Google : la star qui agace. Installé depuis 2000 dans le rôle du moteur de recherche officiel de Yahoo, Google a connu depuis une accélération phénoménale en notoriété et en trafic. Selon une étude réalisée par WebSideStory en avril dernier, Google est passé au cours de cette période de 1 à 32 % de part de marché sur le trafic mondial généré par les outils de recherche. Yahoo a pendant ce temps fait le chemin inverse en voyant sa part de marché reculer de 46 %. Avec près de deux milliards de pages indexées, un culte voué à l'innovation permanente et des internautes devenus pour certains des aficionados, Google reste la référence sur le marché. Mais sa prise de poids sur le trafic et ses récents accords de motorisation signés avec Earthlink et AOL aux Etats-Unis pourraient motiver Yahoo à choisir un partenaire plus discret.

Fast : l'étoile montante. Pour les spécialistes du secteur de la recherche, Fast pourrait être "l'acteur qui crée la surprise". Cette société norvégienne, cotée à la Bourse dOslo depuis juin 2001, est l'une des pépites du marché des moteurs de recherche. Très discrète, la société s'est spécialisée dans les offres de motorisation en marque blanche. Fast équipe aujourd'hui Terra Lycos, eBay, Tiscali ou encore T-Online.

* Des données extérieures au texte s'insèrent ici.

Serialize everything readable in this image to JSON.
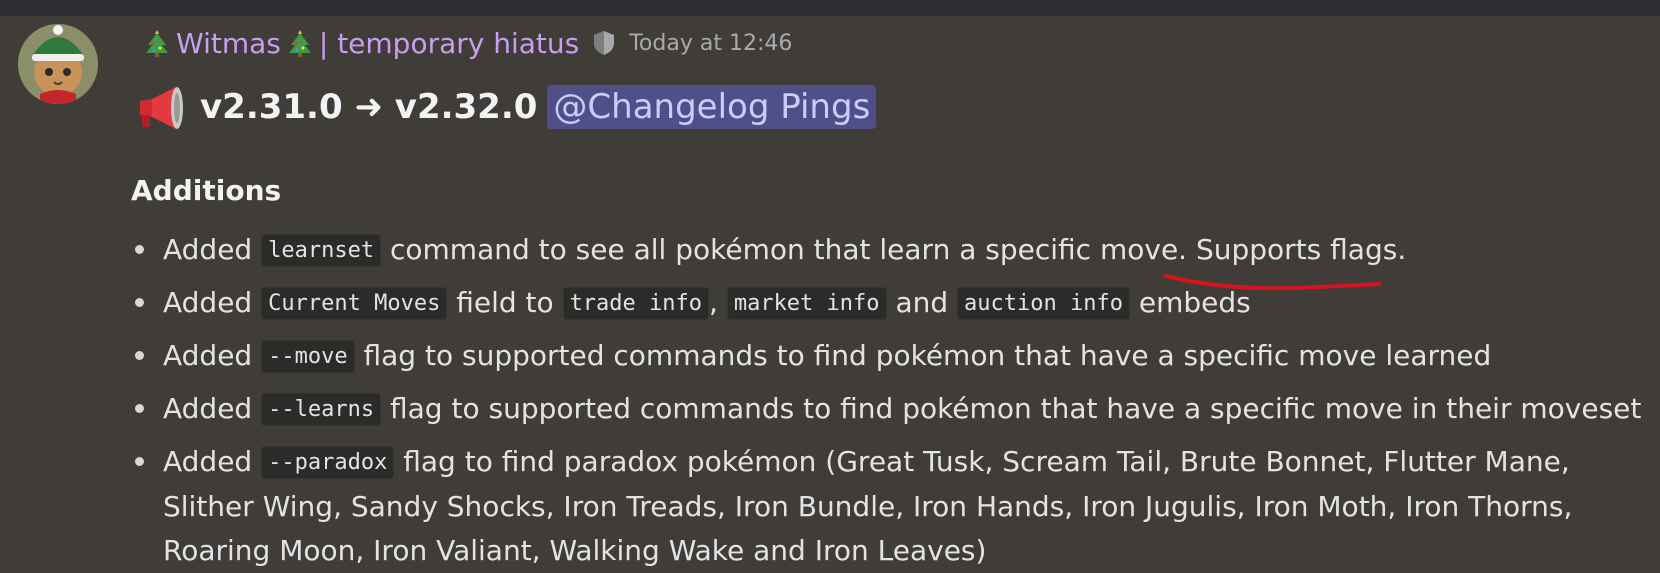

En tout, 70 millions d'internautes dans le monde utilisent ce moteur dont l'index chatouille le milliard de pages. Anonyme et très actif sur le plan de la R&D (la société est une excroissance de l'Université norvégienne de sciences et technologie), Fast pourrait séduire un Yahoo qui aime rester maître à bord. Mais pour réussir ce changement, il faudra persuader la famille des internautes "Google-centric".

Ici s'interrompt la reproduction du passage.